Das ist bemerkenswert. Hier taucht zwangsläufig die Frage auf: Wollen Bundesregierung und Landesregierungen gegen eine Empfehlung der WHO handeln? Oder verschweigen sie uns, dass doch einer der Punkte, welche die WHO als Legitimation für einen Lockdown sieht, in Deutschland zutreffen? Wäre dies der Fall – und ein Lockdown nötig, um Zeit zu gewinnen, „um umzuorganisieren, um sich neu aufzustellen, um die eigenen Ressourcen neu auszutarieren, und um medizinisches Personal zu schützen, das erschöpft ist“, würde dies die Frage nach einem möglichen Regierungsversagen aufwerfen: Denn warum wurde all dies nicht in den vergleichsweise ruhigen Sommermonaten getan?
Warum greifen die Medien nicht die Empfehlung der WHO auf und konfrontieren unsere Regierungen damit?

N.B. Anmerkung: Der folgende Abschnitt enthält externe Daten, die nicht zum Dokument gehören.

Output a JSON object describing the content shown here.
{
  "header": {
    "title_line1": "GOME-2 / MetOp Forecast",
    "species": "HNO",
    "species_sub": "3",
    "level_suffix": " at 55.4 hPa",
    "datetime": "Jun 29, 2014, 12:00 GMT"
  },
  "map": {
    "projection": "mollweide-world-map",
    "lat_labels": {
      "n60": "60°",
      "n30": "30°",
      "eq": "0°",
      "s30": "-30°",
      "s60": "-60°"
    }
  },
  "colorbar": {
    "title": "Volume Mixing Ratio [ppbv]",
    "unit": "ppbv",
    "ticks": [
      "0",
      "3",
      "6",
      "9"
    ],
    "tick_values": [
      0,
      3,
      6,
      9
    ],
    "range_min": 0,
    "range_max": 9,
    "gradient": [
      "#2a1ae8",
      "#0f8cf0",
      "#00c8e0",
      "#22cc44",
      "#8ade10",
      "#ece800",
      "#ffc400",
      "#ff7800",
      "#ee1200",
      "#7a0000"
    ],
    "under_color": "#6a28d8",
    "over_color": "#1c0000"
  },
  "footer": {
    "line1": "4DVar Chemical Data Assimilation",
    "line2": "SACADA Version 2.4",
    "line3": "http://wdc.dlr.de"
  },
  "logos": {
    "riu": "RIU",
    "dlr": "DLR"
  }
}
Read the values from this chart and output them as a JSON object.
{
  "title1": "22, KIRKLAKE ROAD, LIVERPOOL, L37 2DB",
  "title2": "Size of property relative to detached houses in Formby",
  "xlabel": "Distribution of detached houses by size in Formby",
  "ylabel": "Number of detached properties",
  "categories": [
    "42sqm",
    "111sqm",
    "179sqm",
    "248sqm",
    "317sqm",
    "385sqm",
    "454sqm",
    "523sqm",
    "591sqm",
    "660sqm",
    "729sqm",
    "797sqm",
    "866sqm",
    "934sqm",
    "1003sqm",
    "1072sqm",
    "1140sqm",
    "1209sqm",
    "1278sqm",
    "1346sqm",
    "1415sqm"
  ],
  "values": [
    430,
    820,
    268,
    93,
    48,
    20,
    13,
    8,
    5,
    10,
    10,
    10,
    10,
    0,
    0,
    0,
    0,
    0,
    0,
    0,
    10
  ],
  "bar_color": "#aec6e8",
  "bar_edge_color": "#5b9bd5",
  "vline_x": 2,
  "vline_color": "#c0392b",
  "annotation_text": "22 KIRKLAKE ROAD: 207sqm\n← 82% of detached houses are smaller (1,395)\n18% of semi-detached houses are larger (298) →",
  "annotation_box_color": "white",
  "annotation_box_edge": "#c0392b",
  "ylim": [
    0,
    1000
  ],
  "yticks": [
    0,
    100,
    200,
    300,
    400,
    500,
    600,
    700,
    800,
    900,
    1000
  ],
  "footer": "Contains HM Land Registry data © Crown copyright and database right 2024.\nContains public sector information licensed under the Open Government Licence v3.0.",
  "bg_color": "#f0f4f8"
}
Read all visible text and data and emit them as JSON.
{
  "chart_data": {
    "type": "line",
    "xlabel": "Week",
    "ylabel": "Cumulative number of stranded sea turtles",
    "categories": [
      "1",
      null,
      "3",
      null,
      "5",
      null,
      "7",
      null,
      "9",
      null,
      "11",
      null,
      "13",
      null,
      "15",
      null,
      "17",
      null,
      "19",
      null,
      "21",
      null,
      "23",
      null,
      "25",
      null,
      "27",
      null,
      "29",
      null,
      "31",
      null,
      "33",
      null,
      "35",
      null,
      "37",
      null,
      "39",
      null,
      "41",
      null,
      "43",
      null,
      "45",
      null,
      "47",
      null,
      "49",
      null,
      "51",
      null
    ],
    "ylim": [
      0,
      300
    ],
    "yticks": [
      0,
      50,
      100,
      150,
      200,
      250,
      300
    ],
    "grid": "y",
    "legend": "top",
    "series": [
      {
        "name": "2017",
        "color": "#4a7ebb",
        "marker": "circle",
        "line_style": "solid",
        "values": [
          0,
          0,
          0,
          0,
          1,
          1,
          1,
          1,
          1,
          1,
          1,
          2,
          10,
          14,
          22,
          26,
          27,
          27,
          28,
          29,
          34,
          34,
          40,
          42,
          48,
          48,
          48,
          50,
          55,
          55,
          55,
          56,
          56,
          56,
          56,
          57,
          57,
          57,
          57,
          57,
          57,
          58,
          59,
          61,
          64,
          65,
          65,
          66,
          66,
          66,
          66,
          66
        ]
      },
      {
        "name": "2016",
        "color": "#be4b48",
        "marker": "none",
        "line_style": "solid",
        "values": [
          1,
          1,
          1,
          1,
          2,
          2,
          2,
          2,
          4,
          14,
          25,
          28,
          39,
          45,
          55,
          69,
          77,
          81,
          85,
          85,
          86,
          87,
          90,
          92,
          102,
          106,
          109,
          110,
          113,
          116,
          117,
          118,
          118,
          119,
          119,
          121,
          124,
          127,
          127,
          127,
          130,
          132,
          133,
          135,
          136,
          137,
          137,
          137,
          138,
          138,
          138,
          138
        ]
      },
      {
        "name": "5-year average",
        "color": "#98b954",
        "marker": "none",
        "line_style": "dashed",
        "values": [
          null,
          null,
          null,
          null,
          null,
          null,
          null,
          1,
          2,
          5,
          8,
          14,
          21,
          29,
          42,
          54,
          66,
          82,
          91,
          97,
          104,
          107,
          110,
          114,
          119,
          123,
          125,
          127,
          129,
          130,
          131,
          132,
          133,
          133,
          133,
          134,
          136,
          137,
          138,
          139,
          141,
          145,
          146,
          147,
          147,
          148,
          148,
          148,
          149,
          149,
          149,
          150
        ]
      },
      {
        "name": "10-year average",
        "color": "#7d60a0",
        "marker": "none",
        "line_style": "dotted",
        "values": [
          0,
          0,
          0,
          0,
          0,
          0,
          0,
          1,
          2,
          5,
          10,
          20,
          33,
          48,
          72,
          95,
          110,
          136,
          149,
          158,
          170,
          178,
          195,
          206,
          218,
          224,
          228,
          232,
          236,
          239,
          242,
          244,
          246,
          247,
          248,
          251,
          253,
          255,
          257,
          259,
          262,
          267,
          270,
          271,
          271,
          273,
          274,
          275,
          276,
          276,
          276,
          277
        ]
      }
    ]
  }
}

Unter anderem warnt Nabarro auch vor einem starken Anstieg der Armut in Folge der Anti-Virus-Maßnahmen. Weltweit könne die Armut rasant zunehmen, so der Mediziner. Insbesondere die Unterernährung von Kindern werde sich verdoppeln wegen ausfallender Schulmahlzeiten: „Das ist eine schreckliche weltweite Katastrophe. Deshalb appellieren wir an alle Regierungschefs: Hört auf damit, Lockdowns als Hauptmittel einzusetzen, um das Virus zu kontrollieren. Entwickelt ein besseres System, um dies zu tun. Arbeitet zusammen und lernt voneinander”. Weiter sagt der Mediziner: „Denken Sie daran, Lockdowns haben vor allem eine Folge, die man nie unterschätzen darf: Sie machen die Armen noch ärmer!“
Faszinierend, dass dies in unserer Politik und unseren Medien, für die Armut sonst regelmäßig ein zentrales Thema ist, heute eher eine untergeordnete Rolle spielt. Corona hat die politischen Maßstäbe neu gesetzt. Je hilfloser, ja chaotischer das Handeln der Regierung wirkt, umso mehr scheint ein striktes Einhalten ihrer Linie heute über allem zu stehen.